NTK concentrates around its infinite-width limit at finite width.

Activation functions with certain parameters improve NTK concentration.

Quadratic growth in hidden layer widths ensures accurate NTK approximation.

Abstract

We study the concentration of the Neural Tangent Kernel (NTK) $K_\theta : \mathbb{R}^{m_0} \times \mathbb{R}^{m_0} \to \mathbb{R}^{m_l \times m_l}$ of $l$-layer Multilayer Perceptrons (MLPs) $N : \mathbb{R}^{m_0} \times \Theta \to \mathbb{R}^{m_l}$ equipped with activation functions $\phi(s) = a s + b \vert s \vert$ for some $a,b \in \mathbb{R}$ with the parameter $\theta \in \Theta$ being initialized at the Edge Of Chaos (EOC). Without relying on the gradient independence assumption that has only been shown to hold asymptotically in the infinitely wide limit, we prove that an approximate version of gradient independence holds at finite width.
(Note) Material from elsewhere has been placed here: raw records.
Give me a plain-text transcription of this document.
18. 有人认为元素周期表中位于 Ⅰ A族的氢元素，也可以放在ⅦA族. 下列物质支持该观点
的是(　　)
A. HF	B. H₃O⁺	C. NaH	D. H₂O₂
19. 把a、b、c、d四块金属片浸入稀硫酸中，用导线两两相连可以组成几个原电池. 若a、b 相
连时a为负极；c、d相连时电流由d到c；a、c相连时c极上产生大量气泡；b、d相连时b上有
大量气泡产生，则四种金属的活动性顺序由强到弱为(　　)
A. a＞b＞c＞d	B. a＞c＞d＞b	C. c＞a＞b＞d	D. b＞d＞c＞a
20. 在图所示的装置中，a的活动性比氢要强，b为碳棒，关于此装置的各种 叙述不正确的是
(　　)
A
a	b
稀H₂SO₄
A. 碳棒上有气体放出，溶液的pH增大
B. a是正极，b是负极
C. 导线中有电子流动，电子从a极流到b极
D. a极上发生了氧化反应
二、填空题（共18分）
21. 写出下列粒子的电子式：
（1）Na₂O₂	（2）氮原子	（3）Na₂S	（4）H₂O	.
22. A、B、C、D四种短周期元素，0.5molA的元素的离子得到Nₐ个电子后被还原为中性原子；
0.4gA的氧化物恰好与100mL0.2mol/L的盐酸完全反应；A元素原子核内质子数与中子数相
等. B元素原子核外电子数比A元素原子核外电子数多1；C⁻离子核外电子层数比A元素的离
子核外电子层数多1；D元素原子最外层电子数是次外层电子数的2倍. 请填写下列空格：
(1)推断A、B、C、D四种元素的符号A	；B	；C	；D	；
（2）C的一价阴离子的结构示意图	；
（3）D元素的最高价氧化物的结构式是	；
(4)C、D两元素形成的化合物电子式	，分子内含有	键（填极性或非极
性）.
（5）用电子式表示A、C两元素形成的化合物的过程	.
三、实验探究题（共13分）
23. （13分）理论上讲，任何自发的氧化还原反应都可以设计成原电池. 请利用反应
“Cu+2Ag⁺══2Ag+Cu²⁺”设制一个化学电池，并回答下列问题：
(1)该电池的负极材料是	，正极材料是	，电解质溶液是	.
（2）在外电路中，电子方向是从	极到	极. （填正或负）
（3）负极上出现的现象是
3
Showing that the NTK entries $K_\theta(x_{i_1},x_{i_2})$ for $i_1,i_2 \in [1:n]$ over a dataset $\{x_1,\cdots,x_n\} \subset \mathbb{R}^{m_0}$ concentrate simultaneously via maximal inequalities, we prove that the NTK matrix $K(\theta) = [\frac{1}{n} K_\theta(x_{i_1},x_{i_2}) : i_1,i_2 \in [1:n]] \in \mathbb{R}^{nm_l \times nm_l}$ concentrates around its infinitely wide limit $\overset{\scriptscriptstyle\infty}{K} \in \mathbb{R}^{nm_l \times nm_l}$ without the need for linear overparameterization. Our results imply that in order to accurately approximate the limit, hidden layer widths have to grow quadratically as $m_k = k^2 m$ for some $m \in \mathbb{N}+1$ for sufficient concentration. For such MLPs, we obtain the concentration bound $\mathbb{P}( \Vert K(\theta) - \overset{\scriptscriptstyle\infty}{K} \Vert \leq O((\Delta_\phi^{-2} + m_l^{\frac{1}{2}} l) \kappa_\phi^2 m^{-\frac{1}{2}})) \geq 1-O(m^{-1})$ modulo logarithmic terms, where we denoted $\Delta_\phi = \frac{b^2}{a^2+b^2}$ and $\kappa_\phi = \frac{\vert a \vert + \vert b \vert}{\sqrt{a^2 + b^2}}$. This reveals in particular that the absolute value ($\Delta_\phi=1$, $\kappa_\phi=1$) beats the ReLU ($\Delta_\phi=\frac{1}{2}$, $\kappa_\phi=\sqrt{2}$) in terms of the concentration of the NTK.